Purple Knight wrote: Wed Jan 05, 2022 4:46 pm
Diogenes wrote: Mon Jan 03, 2022 12:53 am Those who refuse to get vaccinated are either claiming they know more than the medical researchers and their own physicians or they are willfully risking their health and ours for some political or other non scientific reason.
Diseases are a fact of life and people don't have an obligation to protect you from them. It's nice if they want to do so, but they don't have to. If the vaccine truly offers protective effects, you can take it and enjoy them. If you're going to die from a common disease, you can get in a sanitary plastic bubble.
With all due respect, this is nonsense. You start by misstating the issue as "people don't have an obligation to protect you from [diseases].

The issue is whether you have an obligation to take reasonable and easy precautions to keep YOURSELF from infecting others, particularly when you know, or should know you are contagious. The way you have misstated the issue, you would have no duty to wash your hands after a bowel movement, but instead march directly into the kitchen and prepare and serve raw food.

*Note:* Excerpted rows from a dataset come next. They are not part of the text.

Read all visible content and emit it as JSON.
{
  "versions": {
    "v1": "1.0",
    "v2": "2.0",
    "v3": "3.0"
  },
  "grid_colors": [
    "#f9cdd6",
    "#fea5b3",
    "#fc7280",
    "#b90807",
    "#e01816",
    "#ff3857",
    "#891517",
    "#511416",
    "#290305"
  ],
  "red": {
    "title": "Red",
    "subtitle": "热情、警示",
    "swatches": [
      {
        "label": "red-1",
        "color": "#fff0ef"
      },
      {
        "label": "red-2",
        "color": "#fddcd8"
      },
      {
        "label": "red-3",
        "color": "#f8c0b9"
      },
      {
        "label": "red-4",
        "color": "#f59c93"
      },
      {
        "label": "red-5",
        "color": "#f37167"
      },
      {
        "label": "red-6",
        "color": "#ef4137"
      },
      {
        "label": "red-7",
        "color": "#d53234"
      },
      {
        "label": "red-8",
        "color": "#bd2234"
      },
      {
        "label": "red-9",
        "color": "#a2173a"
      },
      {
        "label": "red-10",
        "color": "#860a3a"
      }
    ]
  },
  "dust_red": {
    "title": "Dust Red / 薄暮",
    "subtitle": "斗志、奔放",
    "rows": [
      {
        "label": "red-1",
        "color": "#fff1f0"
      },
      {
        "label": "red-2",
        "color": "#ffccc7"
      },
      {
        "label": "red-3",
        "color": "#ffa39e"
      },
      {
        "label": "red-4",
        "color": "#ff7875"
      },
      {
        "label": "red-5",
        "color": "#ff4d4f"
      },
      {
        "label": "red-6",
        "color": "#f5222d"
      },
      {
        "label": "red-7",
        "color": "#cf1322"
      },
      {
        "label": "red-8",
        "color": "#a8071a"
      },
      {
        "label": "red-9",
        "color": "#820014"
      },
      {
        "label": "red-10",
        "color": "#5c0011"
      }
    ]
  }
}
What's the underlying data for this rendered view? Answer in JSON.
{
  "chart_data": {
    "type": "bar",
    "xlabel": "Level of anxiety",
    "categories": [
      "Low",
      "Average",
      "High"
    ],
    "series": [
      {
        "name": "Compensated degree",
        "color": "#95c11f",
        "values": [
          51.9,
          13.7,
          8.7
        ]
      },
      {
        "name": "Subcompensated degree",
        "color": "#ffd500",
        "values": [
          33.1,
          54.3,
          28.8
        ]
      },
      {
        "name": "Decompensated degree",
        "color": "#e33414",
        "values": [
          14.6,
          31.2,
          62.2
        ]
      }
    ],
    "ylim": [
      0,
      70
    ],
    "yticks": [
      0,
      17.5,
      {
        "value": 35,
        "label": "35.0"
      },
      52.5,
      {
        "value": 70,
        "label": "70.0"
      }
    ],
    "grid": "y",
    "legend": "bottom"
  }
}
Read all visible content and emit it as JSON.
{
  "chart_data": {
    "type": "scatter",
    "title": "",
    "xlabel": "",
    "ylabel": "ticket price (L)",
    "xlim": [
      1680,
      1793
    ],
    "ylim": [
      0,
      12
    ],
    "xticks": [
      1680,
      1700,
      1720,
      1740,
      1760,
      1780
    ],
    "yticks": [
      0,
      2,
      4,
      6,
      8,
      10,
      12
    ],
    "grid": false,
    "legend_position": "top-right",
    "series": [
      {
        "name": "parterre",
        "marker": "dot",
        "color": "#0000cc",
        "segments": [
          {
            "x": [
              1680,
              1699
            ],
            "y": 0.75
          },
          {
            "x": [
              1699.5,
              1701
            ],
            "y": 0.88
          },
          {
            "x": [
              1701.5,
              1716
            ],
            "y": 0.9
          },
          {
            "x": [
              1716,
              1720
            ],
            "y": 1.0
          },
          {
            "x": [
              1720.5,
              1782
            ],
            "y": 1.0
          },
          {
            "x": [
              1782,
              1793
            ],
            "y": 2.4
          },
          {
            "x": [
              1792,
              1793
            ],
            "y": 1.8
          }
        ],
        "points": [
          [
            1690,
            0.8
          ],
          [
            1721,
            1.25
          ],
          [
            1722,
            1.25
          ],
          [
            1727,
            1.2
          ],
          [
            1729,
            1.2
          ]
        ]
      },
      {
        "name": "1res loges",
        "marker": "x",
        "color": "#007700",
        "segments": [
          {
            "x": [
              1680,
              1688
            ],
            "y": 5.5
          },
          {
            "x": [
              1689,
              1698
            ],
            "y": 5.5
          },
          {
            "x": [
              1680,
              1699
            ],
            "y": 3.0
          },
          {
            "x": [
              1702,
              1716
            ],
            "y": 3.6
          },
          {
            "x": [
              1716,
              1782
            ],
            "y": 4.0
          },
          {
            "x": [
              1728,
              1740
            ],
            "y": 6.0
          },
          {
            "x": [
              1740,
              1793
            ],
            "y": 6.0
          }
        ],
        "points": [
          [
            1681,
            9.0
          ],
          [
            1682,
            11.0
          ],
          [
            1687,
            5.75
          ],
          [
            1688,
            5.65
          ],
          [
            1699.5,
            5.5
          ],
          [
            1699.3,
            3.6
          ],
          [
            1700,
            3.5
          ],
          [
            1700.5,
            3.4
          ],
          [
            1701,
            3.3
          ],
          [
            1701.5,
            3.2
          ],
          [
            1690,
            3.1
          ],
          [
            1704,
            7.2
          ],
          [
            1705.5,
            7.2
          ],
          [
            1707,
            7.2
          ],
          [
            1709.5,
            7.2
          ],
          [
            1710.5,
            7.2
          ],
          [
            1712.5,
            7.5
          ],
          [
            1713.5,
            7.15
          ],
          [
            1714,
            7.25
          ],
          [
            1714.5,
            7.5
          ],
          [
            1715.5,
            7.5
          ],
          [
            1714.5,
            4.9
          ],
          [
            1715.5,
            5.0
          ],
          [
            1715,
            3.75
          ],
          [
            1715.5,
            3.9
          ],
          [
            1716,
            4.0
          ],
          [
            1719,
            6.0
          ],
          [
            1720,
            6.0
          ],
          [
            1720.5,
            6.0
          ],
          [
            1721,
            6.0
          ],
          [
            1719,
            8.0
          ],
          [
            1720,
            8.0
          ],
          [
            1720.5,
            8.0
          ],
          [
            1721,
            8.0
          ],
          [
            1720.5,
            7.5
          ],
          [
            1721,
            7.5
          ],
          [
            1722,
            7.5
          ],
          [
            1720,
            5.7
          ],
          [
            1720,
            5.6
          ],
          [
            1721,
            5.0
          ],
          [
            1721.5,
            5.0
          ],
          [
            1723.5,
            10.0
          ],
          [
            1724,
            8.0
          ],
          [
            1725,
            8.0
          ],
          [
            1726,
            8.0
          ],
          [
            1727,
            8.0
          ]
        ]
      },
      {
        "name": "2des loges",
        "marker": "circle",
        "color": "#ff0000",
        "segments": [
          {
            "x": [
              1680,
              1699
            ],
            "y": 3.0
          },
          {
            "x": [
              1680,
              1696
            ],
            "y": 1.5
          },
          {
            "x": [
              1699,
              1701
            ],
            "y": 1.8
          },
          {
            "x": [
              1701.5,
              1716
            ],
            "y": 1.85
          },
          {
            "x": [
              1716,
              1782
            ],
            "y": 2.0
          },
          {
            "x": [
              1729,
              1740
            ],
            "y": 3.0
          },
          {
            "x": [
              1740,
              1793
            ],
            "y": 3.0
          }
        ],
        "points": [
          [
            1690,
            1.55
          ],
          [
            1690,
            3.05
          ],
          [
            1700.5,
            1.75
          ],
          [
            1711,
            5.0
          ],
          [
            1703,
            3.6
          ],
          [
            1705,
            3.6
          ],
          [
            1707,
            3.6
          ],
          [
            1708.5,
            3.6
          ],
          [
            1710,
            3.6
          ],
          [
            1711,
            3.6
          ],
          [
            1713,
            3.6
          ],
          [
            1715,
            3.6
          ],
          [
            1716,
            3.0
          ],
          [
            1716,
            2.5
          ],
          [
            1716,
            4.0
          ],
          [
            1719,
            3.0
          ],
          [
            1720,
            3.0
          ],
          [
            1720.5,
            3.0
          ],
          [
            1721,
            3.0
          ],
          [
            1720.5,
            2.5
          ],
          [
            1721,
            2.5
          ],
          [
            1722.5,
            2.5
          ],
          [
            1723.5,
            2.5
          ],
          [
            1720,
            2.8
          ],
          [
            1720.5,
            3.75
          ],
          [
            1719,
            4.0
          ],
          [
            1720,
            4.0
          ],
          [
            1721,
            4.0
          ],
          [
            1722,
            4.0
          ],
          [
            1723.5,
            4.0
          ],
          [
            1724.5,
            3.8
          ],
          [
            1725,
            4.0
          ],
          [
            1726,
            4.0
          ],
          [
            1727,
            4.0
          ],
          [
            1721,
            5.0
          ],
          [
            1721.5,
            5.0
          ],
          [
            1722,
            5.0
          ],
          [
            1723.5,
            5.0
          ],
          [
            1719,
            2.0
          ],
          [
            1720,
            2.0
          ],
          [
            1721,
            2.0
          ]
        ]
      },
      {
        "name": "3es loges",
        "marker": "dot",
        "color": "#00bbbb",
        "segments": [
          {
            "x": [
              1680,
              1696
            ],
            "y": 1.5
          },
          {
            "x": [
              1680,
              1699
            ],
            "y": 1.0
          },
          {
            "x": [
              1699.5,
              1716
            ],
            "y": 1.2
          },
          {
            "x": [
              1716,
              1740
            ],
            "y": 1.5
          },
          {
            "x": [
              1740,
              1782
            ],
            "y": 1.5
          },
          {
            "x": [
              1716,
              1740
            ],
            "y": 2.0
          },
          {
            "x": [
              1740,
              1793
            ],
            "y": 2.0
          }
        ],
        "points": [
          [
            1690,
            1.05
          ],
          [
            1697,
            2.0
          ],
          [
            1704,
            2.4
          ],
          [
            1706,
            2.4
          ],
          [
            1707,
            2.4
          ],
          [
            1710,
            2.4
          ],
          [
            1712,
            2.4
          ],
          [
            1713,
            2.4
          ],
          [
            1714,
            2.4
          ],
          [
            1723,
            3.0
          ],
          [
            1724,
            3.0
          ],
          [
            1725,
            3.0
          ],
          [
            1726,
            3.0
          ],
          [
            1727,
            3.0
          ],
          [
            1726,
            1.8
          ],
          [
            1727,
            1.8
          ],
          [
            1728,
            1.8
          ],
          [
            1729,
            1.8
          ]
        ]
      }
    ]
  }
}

Washing your hands is like getting a vaccination. Both are free, easy, and reduce the risk you will harm others. Wearing a mask is a slight inconvenience and one I do not like, but it is much less annoying than having a breathing tube jammed down your throat. Vaccination and quarantine have both long been considered both a personal responsibility and an acceptable government mandate in healthy societies.

The additional problem with the current pandemic is that antivaxxers have encouraged the virus to spread and mutate. The latest report suggests a new variant that combines omicron and delta. When a variant spreads that is as contagious as omicron and as deadly as delta, we will have the antivaxxers and others ignorant of science and disrespectful of others to blame.